Vergeven
is niet alleen goed volgens het geloof maar ook voor je gezondheid.*
Mensen
die van nature vergevingsgezind zijn hebben een lagere bloeddruk en veel minder stress met alle voordelen van een
betere gezondheid..
- They say to forgive is
divine. It may be good for your health, too, researchers report.
The results of a new study
suggest that people with forgiving natures may have lower blood pressure than
less forgiving folks.
"Adopting a more
forgiving stance toward others may have important health benefits," lead
investigator Dr. Kathleen A. Lawler of the University of Tennessee at Knoxville
told.
Hostility and anger have been
linked with poor health and heart disease, but the relationship between
forgiveness and health has not been studied as much.

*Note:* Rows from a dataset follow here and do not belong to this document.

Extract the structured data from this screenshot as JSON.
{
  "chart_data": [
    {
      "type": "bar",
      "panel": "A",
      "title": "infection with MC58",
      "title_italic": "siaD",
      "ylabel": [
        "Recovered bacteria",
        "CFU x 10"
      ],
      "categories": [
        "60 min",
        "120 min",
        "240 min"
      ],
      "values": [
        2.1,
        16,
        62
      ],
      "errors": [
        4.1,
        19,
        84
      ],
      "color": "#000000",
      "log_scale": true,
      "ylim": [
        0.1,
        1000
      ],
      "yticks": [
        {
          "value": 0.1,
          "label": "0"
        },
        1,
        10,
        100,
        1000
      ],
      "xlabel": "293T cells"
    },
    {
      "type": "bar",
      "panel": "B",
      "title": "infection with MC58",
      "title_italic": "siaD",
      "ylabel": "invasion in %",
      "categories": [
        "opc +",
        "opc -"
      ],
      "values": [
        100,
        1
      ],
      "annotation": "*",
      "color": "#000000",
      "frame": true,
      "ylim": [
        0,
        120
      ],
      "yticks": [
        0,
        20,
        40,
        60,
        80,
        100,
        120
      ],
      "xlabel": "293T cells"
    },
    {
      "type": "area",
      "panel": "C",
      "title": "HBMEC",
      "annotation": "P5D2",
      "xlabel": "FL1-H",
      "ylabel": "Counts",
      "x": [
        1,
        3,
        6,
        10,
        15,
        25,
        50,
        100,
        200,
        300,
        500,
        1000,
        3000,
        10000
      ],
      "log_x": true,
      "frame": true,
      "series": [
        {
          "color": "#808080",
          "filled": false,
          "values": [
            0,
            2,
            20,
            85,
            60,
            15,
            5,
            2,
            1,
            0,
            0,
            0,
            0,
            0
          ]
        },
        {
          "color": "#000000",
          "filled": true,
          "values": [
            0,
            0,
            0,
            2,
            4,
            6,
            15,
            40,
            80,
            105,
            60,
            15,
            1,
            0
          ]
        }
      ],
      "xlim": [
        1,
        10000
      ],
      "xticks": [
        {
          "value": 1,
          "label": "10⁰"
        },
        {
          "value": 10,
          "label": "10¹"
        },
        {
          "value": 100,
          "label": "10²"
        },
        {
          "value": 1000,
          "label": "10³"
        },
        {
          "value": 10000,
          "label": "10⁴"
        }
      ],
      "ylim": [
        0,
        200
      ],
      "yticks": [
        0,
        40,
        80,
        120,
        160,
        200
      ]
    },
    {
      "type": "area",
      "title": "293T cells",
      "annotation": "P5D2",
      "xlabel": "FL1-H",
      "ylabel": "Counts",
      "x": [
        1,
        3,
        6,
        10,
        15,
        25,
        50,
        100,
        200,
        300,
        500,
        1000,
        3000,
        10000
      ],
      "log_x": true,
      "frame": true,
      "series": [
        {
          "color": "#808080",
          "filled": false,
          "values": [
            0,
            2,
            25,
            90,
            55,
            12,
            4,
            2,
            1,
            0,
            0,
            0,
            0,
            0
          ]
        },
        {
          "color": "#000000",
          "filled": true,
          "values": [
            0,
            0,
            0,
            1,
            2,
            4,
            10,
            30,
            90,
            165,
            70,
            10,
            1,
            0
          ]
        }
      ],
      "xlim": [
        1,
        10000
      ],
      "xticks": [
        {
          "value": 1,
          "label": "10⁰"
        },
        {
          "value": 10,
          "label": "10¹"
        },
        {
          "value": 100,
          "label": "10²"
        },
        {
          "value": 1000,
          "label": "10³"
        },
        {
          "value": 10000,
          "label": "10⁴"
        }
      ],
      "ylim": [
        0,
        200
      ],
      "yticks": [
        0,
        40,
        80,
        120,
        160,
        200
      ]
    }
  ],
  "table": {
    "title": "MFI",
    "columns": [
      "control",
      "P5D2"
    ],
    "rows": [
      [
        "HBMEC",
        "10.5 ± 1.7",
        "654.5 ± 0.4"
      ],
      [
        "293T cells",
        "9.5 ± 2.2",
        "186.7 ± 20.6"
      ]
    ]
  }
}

The study included 108 college
students who were interviewed about specific situations in which they had felt
betrayed by someone else. Researchers also interviewed the students to judge
whether or not they had a generally forgiving nature.
During and after the
interviews, researchers monitored several vital signs in the students, including
blood pressure and heart rate.
Whether a student was a
forgiving type was directly related to blood pressure, Lawler and her colleagues
report in the October issue of the Journal of Behavioral Medicine.
"Young adults who are
less forgiving in general have higher blood pressure levels, even when resting,
than more forgiving individuals," Lawler said.
She noted that resting
diastolic blood pressure, the lower number in a blood pressure reading, is a
strong risk factor for high blood pressure. This suggests that having a more
forgiving attitude toward others may be beneficial to health, Lawler said.
The study also showed that a
lack of forgiveness in a particular situation seemed to have an effect on the
body. Lawler explained that students who recalled a time of betrayal that they
have not been able to forgive "experience a more sustained physiological
arousal" than students who remembered a betrayal that they had been able to
forgive.
The Tennessee researcher added
that students who had a less forgiving personality and who remembered a time
when they were unable to forgive experienced the greatest increase in the
arousal of the sympathetic nervous system, which comes into play during
stressful situations. They were also slowest to recover after this arousal, she
said.
"One important theory
about illness is that those individuals who have larger stress responses and
maintain them for longer periods of time, are at increased risk for a variety of
chronic diseases, such as cancer and heart disease," Lawler said.
"Forgiveness may
represent an important way to reduce your automatic, physiological arousal to
interpersonal stressors," she added.